I advocate major infrastructure programs to stimulate the economy but with two caveats:
We seem to share similar concerns. Government tender processes are ineffective and political decisions take priority over economic decisions. With the best will in the world, government-selected, funded and supervised projects are unlikely to generate market-related returns. That is where private sector involvement is critical ….. in project selection, appointments, contract awards, funding and especially supervision. Many infrastructure projects are simply too big, legally-complex and long-term to be driven by the private sector and require government involvement. Sydney Harbour Bridge and Snowy Mountain Hydro are two of the best examples. But the private sector must have skin in the game else costs are likely to balloon in much the manner you described.
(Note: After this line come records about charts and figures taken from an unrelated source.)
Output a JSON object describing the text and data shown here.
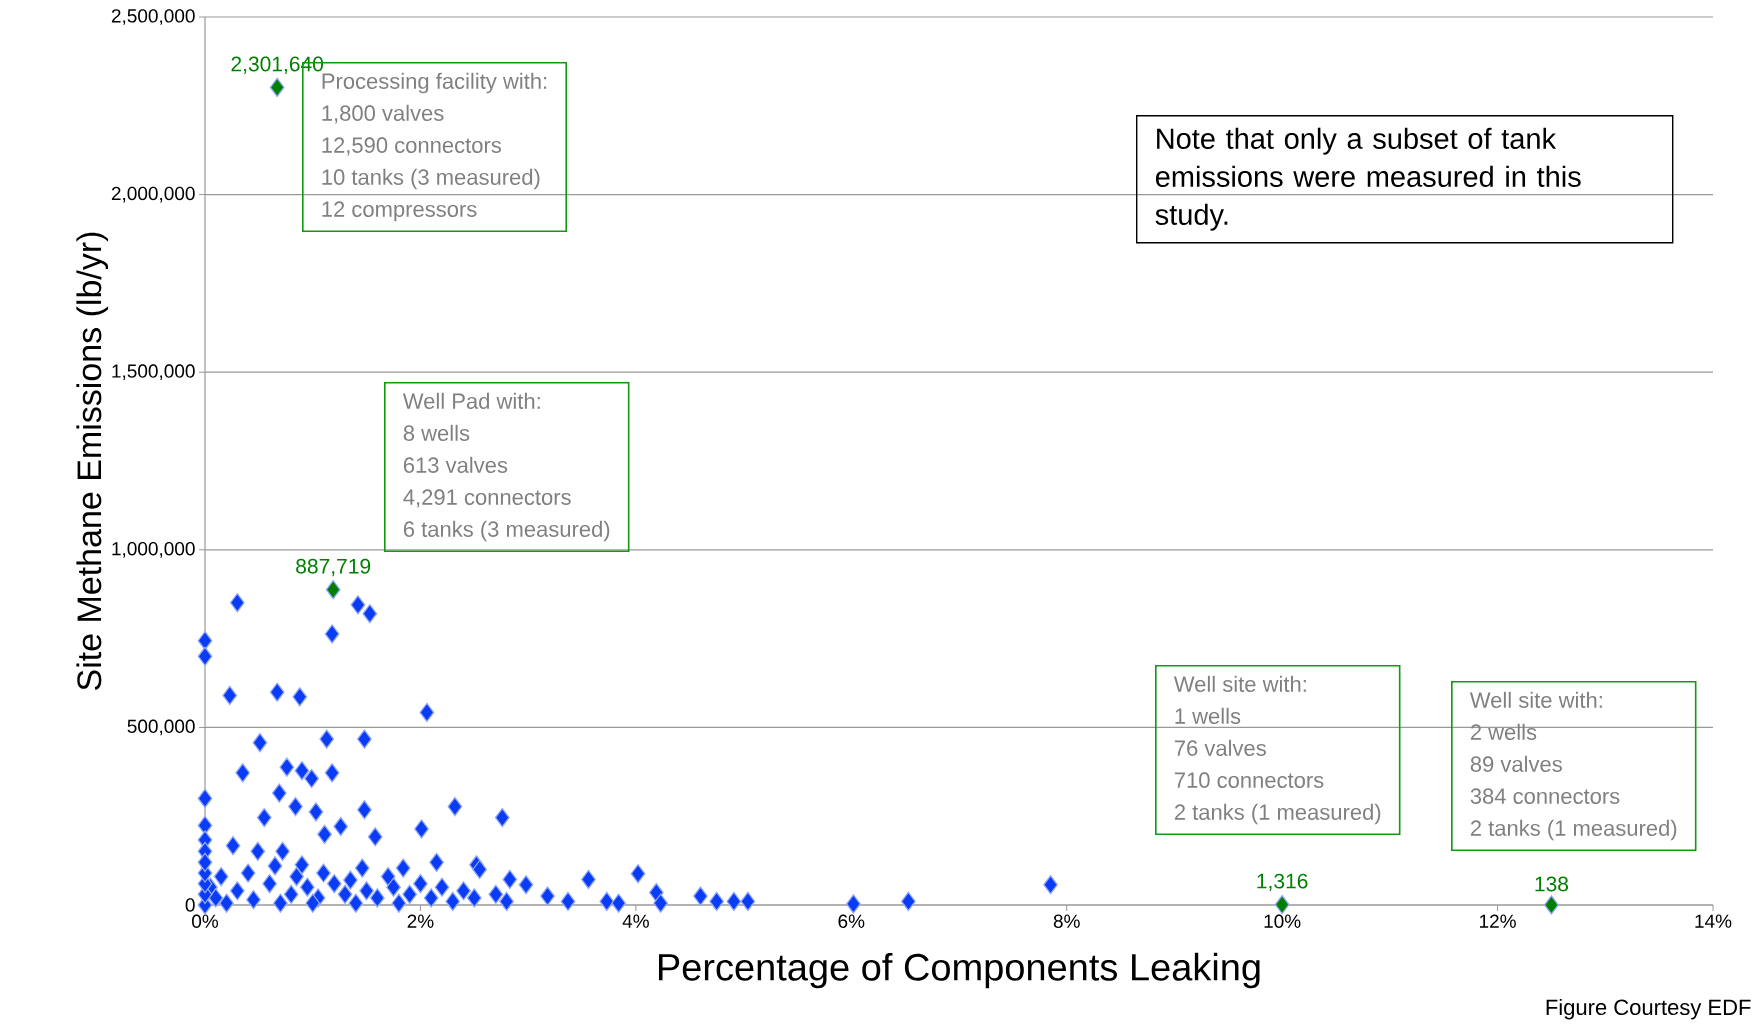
{
  "chart_data": {
    "type": "scatter",
    "xlabel": "Percentage of Components Leaking",
    "ylabel": "Site Methane Emissions (lb/yr)",
    "xlim": [
      0,
      14
    ],
    "ylim": [
      0,
      2500000
    ],
    "xticks": [
      {
        "value": 0,
        "label": "0%"
      },
      {
        "value": 2,
        "label": "2%"
      },
      {
        "value": 4,
        "label": "4%"
      },
      {
        "value": 6,
        "label": "6%"
      },
      {
        "value": 8,
        "label": "8%"
      },
      {
        "value": 10,
        "label": "10%"
      },
      {
        "value": 12,
        "label": "12%"
      },
      {
        "value": 14,
        "label": "14%"
      }
    ],
    "yticks": [
      0,
      {
        "value": 500000,
        "label": "500,000"
      },
      {
        "value": 1000000,
        "label": "1,000,000"
      },
      {
        "value": 1500000,
        "label": "1,500,000"
      },
      {
        "value": 2000000,
        "label": "2,000,000"
      },
      {
        "value": 2500000,
        "label": "2,500,000"
      }
    ],
    "grid": "y",
    "marker": "diamond",
    "series": [
      {
        "color": "#0a3cf5",
        "x": [
          0,
          0,
          0.3,
          1.18,
          1.42,
          1.53,
          0.23,
          0.67,
          0.88,
          2.06,
          0.51,
          1.13,
          1.48,
          0.35,
          0.76,
          0.9,
          0.99,
          1.18,
          0.69,
          0,
          0.84,
          1.03,
          1.48,
          2.32,
          2.76,
          0,
          0.55,
          1.26,
          2.01,
          1.58,
          0,
          0.26,
          1.11,
          0.72,
          0.9,
          0,
          0.49,
          1.46,
          1.84,
          2.15,
          2.52,
          2.83,
          2.98,
          3.18,
          3.56,
          3.37,
          3.73,
          3.84,
          4.02,
          4.19,
          4.23,
          4.6,
          4.75,
          4.91,
          5.04,
          6.02,
          6.53,
          7.85,
          0.05,
          0.1,
          0.15,
          0.3,
          0.4,
          0.45,
          0.6,
          0.65,
          0.8,
          0.85,
          0.95,
          1.05,
          1.1,
          1.2,
          1.3,
          1.35,
          1.5,
          1.6,
          1.7,
          1.75,
          1.9,
          2.0,
          2.1,
          2.2,
          2.3,
          2.4,
          2.5,
          2.55,
          2.7,
          2.8,
          0,
          0,
          0,
          0,
          0,
          0.2,
          0.7,
          1.0,
          1.4,
          1.8
        ],
        "values": [
          744000,
          700000,
          851000,
          763000,
          845000,
          820000,
          590000,
          599000,
          586000,
          542000,
          457000,
          467000,
          467000,
          372000,
          388000,
          378000,
          356000,
          372000,
          315000,
          300000,
          277000,
          262000,
          268000,
          277000,
          246000,
          224000,
          246000,
          221000,
          214000,
          192000,
          183000,
          167000,
          199000,
          151000,
          113000,
          151000,
          151000,
          104000,
          104000,
          120000,
          113000,
          72000,
          57000,
          25000,
          72000,
          10000,
          10000,
          5000,
          88000,
          35000,
          5000,
          25000,
          10000,
          10000,
          10000,
          3000,
          10000,
          57000,
          50000,
          20000,
          80000,
          40000,
          90000,
          15000,
          60000,
          110000,
          30000,
          80000,
          50000,
          20000,
          90000,
          60000,
          30000,
          70000,
          40000,
          20000,
          80000,
          50000,
          30000,
          60000,
          20000,
          50000,
          10000,
          40000,
          20000,
          100000,
          30000,
          10000,
          0,
          30000,
          60000,
          90000,
          120000,
          5000,
          5000,
          5000,
          5000,
          5000
        ]
      },
      {
        "color": "#008000",
        "x": [
          0.67,
          1.19,
          10,
          12.5
        ],
        "values": [
          2301640,
          887719,
          1316,
          138
        ],
        "value_labels": [
          "2,301,640",
          "887,719",
          "1,316",
          "138"
        ]
      }
    ],
    "annotations": [
      "Processing facility with:",
      "1,800 valves",
      "12,590 connectors",
      "10 tanks (3 measured)",
      "12 compressors",
      "Well Pad with:",
      "8 wells",
      "613 valves",
      "4,291 connectors",
      "6 tanks (3 measured)",
      "Well site with:",
      "1 wells",
      "76 valves",
      "710 connectors",
      "2 tanks (1 measured)",
      "Well site with:",
      "2 wells",
      "89 valves",
      "384 connectors",
      "2 tanks (1 measured)",
      "Note that only a subset of tank emissions were measured in this study.",
      "Figure Courtesy EDF"
    ]
  }
}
Government involvement has distinct advantages. It can pass laws, expropriate land, use its tax base to achieve lower cost of borrowing than private sector projects, and raise revenue through value capture.
Private sector involvement is critical to minimize political interference in project selection and supervision. It also offers specialised skills in terms of contract negotiation and supervision. However, their primary goal is profit maximization. If you hand them a monopoly, they will maximize profits not public welfare.
The challenge is to create an effective partnership that capitalizes on the strengths of each party while avoiding their weaknesses. Complex structures seldom work and generate unintended conflicts. Separating ownership and operations has generated problems for the French Rail system:
Solutions are likely to vary, but I see a public company with state and federal governments owning more than 50% of the equity and guaranteeing long-term debt in exchange for security over the assets. The balance of equity would be raised by public tender/private placement. The board of directors, who appoint management and award contracts, in turn should be appointed by shareholders, with government representatives selected through a bi-partisan process. Equity raised must be sufficient to ensure that default is unlikely.
An independent authority to select and plan future projects on a national scale should also be bi-partisan.
I should add that you still need pricing supervision by a regulator. Both fixed-price and cost-plus revenue models have their problems. More work needs to be done in this area.